20 years ago, the name Mary J. Blige was all the rage, and for good reasons. Known as "The Original Queen of Hip Hop Soul" and a pioneer of contemporary R&B, Blige has had a decades-spanning career that has influenced artists such as Beyoncé, Aaliyah, Ciara, Amerie, Erykah Badu, Lauryn Hill, and many others.
At the same time, her music has helped millions of people around the world cope with the challenges of life, especially as it relates to love and relationships. Of course, she has also done feel-good tracks and motivational numbers that serve to inspire and console ("Family Affair" and "No More Drama," for example. She has been able to do all this by writing songs fueled by her own life experiences, including being in an abusive relationship and struggling with depression and drug addiction.
As a songwriter, her story is one that could serve as a blueprint for many trying to write meaningful songs. It is that reason why we decided to shed some light on her songwriting prowess and life. Read on to learn more about Mary J. Blige's journey and how she transformed her experiences into hits.
In the late 1980s, Mary J. Blige was noticed by the R&B Uptown Records after recording “Caught Up in the Rapture” in a shopping mall. But it wasn't until her debut album in 1992 called What's the 411? (produced by Sean “Puffy” Combs) that she began her long and prolific career. To understand Blige and her wealth of music, it is important to read part of an interview she gave to Performing Songwriter magazine in January 2007.
“Songwriting wasn’t something I learned. I was going through hell and just said, ‘You know what? I’m gonna put it on paper.’ I was in so much pain, I didn’t know what to do with everything that was coming out of me. As I wrote songs like “My Life,” I was crying. I was crying [while] writing “I’m the Only Woman.” I was crying [while] writing “Be With You.” Puff was the person A&R-ing the “My Life” project. He always wants everybody to dance and have a good time, so I was afraid to bring this depressing music to him. But when I did, he was like, ‘This is great! I love it, I love it,’ screaming and going crazy. I was like, ‘OK, cool. I guess depression is in’ (laughs). From then on, I continued to write.”
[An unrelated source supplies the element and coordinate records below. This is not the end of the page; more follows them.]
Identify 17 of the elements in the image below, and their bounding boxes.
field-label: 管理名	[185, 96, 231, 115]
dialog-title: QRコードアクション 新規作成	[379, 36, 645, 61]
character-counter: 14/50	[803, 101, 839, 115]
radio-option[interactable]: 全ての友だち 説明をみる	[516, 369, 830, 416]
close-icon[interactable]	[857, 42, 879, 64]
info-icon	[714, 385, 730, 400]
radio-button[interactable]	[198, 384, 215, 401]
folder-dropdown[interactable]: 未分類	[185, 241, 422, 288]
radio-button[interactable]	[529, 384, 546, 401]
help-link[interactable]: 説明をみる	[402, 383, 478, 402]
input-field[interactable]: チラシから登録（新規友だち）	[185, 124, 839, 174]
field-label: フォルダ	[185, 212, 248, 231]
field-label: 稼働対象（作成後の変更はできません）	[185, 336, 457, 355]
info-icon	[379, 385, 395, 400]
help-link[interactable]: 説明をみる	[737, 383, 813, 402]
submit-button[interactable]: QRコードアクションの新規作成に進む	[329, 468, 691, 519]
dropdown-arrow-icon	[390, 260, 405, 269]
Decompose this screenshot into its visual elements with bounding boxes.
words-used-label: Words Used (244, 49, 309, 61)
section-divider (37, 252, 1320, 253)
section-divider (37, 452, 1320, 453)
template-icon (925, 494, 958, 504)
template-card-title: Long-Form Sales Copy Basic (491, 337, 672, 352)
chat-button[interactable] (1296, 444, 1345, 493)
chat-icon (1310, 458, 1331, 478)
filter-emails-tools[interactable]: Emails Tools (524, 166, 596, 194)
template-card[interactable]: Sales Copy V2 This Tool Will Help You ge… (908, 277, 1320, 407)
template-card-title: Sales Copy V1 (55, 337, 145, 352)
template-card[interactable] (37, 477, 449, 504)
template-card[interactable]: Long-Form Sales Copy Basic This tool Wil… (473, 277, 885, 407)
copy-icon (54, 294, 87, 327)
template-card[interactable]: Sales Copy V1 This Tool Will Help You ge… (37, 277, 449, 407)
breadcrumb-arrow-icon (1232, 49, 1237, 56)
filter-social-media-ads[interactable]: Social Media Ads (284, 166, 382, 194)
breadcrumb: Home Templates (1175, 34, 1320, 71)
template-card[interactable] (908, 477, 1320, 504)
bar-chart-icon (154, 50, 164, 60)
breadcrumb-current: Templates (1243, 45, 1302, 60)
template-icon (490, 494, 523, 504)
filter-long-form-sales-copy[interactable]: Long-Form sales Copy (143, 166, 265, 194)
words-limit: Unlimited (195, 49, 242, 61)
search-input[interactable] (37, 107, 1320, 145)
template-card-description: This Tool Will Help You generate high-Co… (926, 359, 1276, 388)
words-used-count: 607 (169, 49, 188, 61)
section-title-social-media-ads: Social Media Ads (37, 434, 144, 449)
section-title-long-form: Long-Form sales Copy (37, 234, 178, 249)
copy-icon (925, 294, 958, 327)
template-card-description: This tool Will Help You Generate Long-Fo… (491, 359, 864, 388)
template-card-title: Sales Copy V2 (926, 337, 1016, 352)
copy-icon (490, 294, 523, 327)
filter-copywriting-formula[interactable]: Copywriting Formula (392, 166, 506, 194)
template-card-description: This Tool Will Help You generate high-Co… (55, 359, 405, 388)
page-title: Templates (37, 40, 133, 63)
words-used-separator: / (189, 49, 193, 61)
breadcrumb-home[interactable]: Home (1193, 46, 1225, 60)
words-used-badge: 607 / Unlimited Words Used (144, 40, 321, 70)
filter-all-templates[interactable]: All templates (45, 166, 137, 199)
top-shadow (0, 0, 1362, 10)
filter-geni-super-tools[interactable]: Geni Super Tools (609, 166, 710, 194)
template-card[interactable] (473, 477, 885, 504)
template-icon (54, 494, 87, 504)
This was, and still is, the driving force behind her music. When Sean Combs produced her first album, he was determined to keep her gritty, 'ghetto' style of music. In fact, Combs originally nicknamed her “The Queen of Ghetto Love," although this was later changed to the moniker that has stuck - the "Queen of Hip-Hop Soul."
Combs may have not been great at nicknames but he got everything else right. At the time, black female singers were mainly represented by soul-heavy women such as Whitney Houston, Mariah Carey, and Janet Jackson, but Combs realized that he could use her East Coast urban roots to her advantage. This unique quality was reflected in What's the 411? to great effect.
However, it was Blige's second album My Life, which should (arguably) be considered the first album from Blige that truly her songwriting abilities to the fore. She wrote an astonishing 14 of the 17 tracks on that record. While there was less than unanimous reviews from the critics, My Life debuted at #7 on the US Billboard 200 chart, selling over 200,000 copies in its first week. The album went on to reach triple platinum status. What made this feat even more impressive was that Blige was suffering from clinical depression, and dealing with an abusive relationship at the time.
Blige has continued to inspire and delight her fans; even though her later albums have not always had the same commercial and critical success as her earlier works. In 2014, Blige released The London Sessions, an album that garnered critical plaudits, but disappointed commercially.
These days, Mary J. Blige is alcohol and drug-free and is (in her own words) fitter and healthier than she has ever been. This is partly due to the support of her husband of 12 years, Kendu Isaacs. The depth of her songwriting contributions is also something she, and all music lovers, can truly be proud of.